I submit this experiment as absolute undeniable proof that the image of female beauty is invented to a degree that male beauty has never been. Humanity finds the male that occurs naturally much better looking than one that appears plastic and fake. Whereas, unless we're plastic surgery experts, we are incapable of recognizing alteration to the female form because we are socialized to find such alternations beautiful and normal.
It is the true female body, with its stretch marks, pores, unlined eyes, uneven skin, knobby knees, and slight pouch that we find as disgusting as the altered male.

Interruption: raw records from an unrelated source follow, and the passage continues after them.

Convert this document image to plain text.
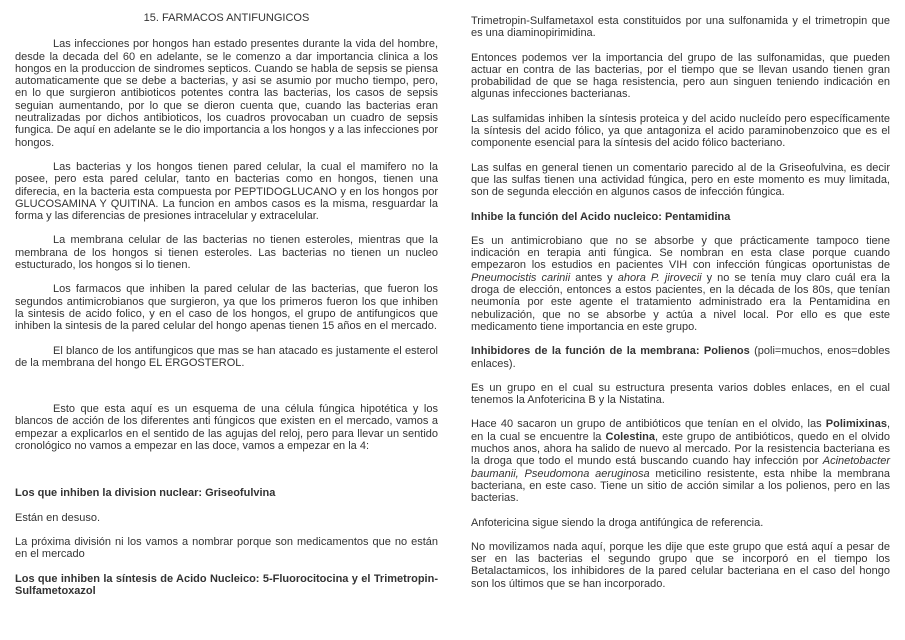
15. FARMACOS ANTIFUNGICOS

Las infecciones por hongos han estado presentes durante la vida del hombre, desde la decada del 60 en adelante, se le comenzo a dar importancia clinica a los hongos en la produccion de sindromes septicos. Cuando se habla de sepsis se piensa automaticamente que se debe a bacterias, y asi se asumio por mucho tiempo, pero, en lo que surgieron antibioticos potentes contra las bacterias, los casos de sepsis seguian aumentando, por lo que se dieron cuenta que, cuando las bacterias eran neutralizadas por dichos antibioticos, los cuadros provocaban un cuadro de sepsis fungica. De aquí en adelante se le dio importancia a los hongos y a las infecciones por hongos.

Las bacterias y los hongos tienen pared celular, la cual el mamifero no la posee, pero esta pared celular, tanto en bacterias como en hongos, tienen una diferecia, en la bacteria esta compuesta por PEPTIDOGLUCANO y en los hongos por GLUCOSAMINA Y QUITINA. La funcion en ambos casos es la misma, resguardar la forma y las diferencias de presiones intracelular y extracelular.

La membrana celular de las bacterias no tienen esteroles, mientras que la membrana de los hongos si tienen esteroles. Las bacterias no tienen un nucleo estucturado, los hongos si lo tienen.

Los farmacos que inhiben la pared celular de las bacterias, que fueron los segundos antimicrobianos que surgieron, ya que los primeros fueron los que inhiben la sintesis de acido folico, y en el caso de los hongos, el grupo de antifungicos que inhiben la sintesis de la pared celular del hongo apenas tienen 15 años en el mercado.

El blanco de los antifungicos que mas se han atacado es justamente el esterol de la membrana del hongo EL ERGOSTEROL.

Esto que esta aquí es un esquema de una célula fúngica hipotética y los blancos de acción de los diferentes anti fúngicos que existen en el mercado, vamos a empezar a explicarlos en el sentido de las agujas del reloj, pero para llevar un sentido cronológico no vamos a empezar en las doce, vamos a empezar en la 4:

Los que inhiben la division nuclear: Griseofulvina

Están en desuso.

La próxima división ni los vamos a nombrar porque son medicamentos que no están en el mercado

Los que inhiben la síntesis de Acido Nucleico: 5-Fluorocitocina y el Trimetropin-Sulfametoxazol

Trimetropin-Sulfametaxol esta constituidos por una sulfonamida y el trimetropin que es una diaminopirimidina.

Entonces podemos ver la importancia del grupo de las sulfonamidas, que pueden actuar en contra de las bacterias, por el tiempo que se llevan usando tienen gran probabilidad de que se haga resistencia, pero aun singuen teniendo indicación en algunas infecciones bacterianas.

Las sulfamidas inhiben la síntesis proteica y del acido nucleído pero específicamente la síntesis del acido fólico, ya que antagoniza el acido paraminobenzoico que es el componente esencial para la síntesis del acido fólico bacteriano.

Las sulfas en general tienen un comentario parecido al de la Griseofulvina, es decir que las sulfas tienen una actividad fúngica, pero en este momento es muy limitada, son de segunda elección en algunos casos de infección fúngica.

Inhibe la función del Acido nucleico: Pentamidina

Es un antimicrobiano que no se absorbe y que prácticamente tampoco tiene indicación en terapia anti fúngica. Se nombran en esta clase porque cuando empezaron los estudios en pacientes VIH con infección fúngicas oportunistas de Pneumocistis carinii antes y ahora P. jirovecii y no se tenía muy claro cuál era la droga de elección, entonces a estos pacientes, en la década de los 80s, que tenían neumonía por este agente el tratamiento administrado era la Pentamidina en nebulización, que no se absorbe y actúa a nivel local. Por ello es que este medicamento tiene importancia en este grupo.

Inhibidores de la función de la membrana: Polienos (poli=muchos, enos=dobles enlaces).

Es un grupo en el cual su estructura presenta varios dobles enlaces, en el cual tenemos la Anfotericina B y la Nistatina.

Hace 40 sacaron un grupo de antibióticos que tenían en el olvido, las Polimixinas, en la cual se encuentre la Colestina, este grupo de antibióticos, quedo en el olvido muchos anos, ahora ha salido de nuevo al mercado. Por la resistencia bacteriana es la droga que todo el mundo está buscando cuando hay infección por Acinetobacter baumanii, Pseudomona aeruginosa meticilino resistente, esta nhibe la membrana bacteriana, en este caso. Tiene un sitio de acción similar a los polienos, pero en las bacterias.

Anfotericina sigue siendo la droga antifúngica de referencia.

No movilizamos nada aquí, porque les dije que este grupo que está aquí a pesar de ser en las bacterias el segundo grupo que se incorporó en el tiempo los Betalactamicos, los inhibidores de la pared celular bacteriana en el caso del hongo son los últimos que se han incorporado.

Repeat this experiment with your friends. Even though I spend hours weekly trying to deconstruct the false image of beauty that marketing has socialized into my subconscious, I still find Cindy infinitely more attractive than Steve. I highly doubt that anyone, regardless of their sexuality or gender, disagrees with me.
It is this evidence—socialization has ruined my natural sense of beauty—that is much more horrifying than the thousands of dollars and months of pain women undergo to transform themselves into some Living Doll. Although I cannot determine which came first—the demand for false beauty or the image of unnatural beauty—I can say that my subconscious is evidence that we continue to perpetuate this demand for the mutilated image of femininity despite any objection that so-and-so prefers natural beauty.
In fact, I postulate that anyone when confronted with a unadorned symmetrical female face through the media would not find it as attractive or "normal" as the completely unnatural image of Cindy Jackson.
This fact, coupled with the observation that we are capable of valuing real men over altered men (who would argue that a naturally handsome man is less appealing than Steve?), leads me to believe that feminist theory is undeniably true: that what is we think is "normal" female beauty has nothing to do with nature. This hijacking of female beauty and biology is nauseating in its totality.
Monday, March 10, 2008
The Hot Friend
Asserting that one is "the hot friend" comes with some connotations. Being "hot" in America means, more than anything else, being sexually available. When being "hot" (or white, thin, and sexually available) is the ultimate goal for American females (you don't see many t-shirts that say "I'm The Smart Friend"), it's no wonder that so many of us feel inadequate, despite our accomplishments.
Thanks, Dollar General Store, for reminding American females that the content of their character and the depth of their knowledge don't mean anything if they're not "hot."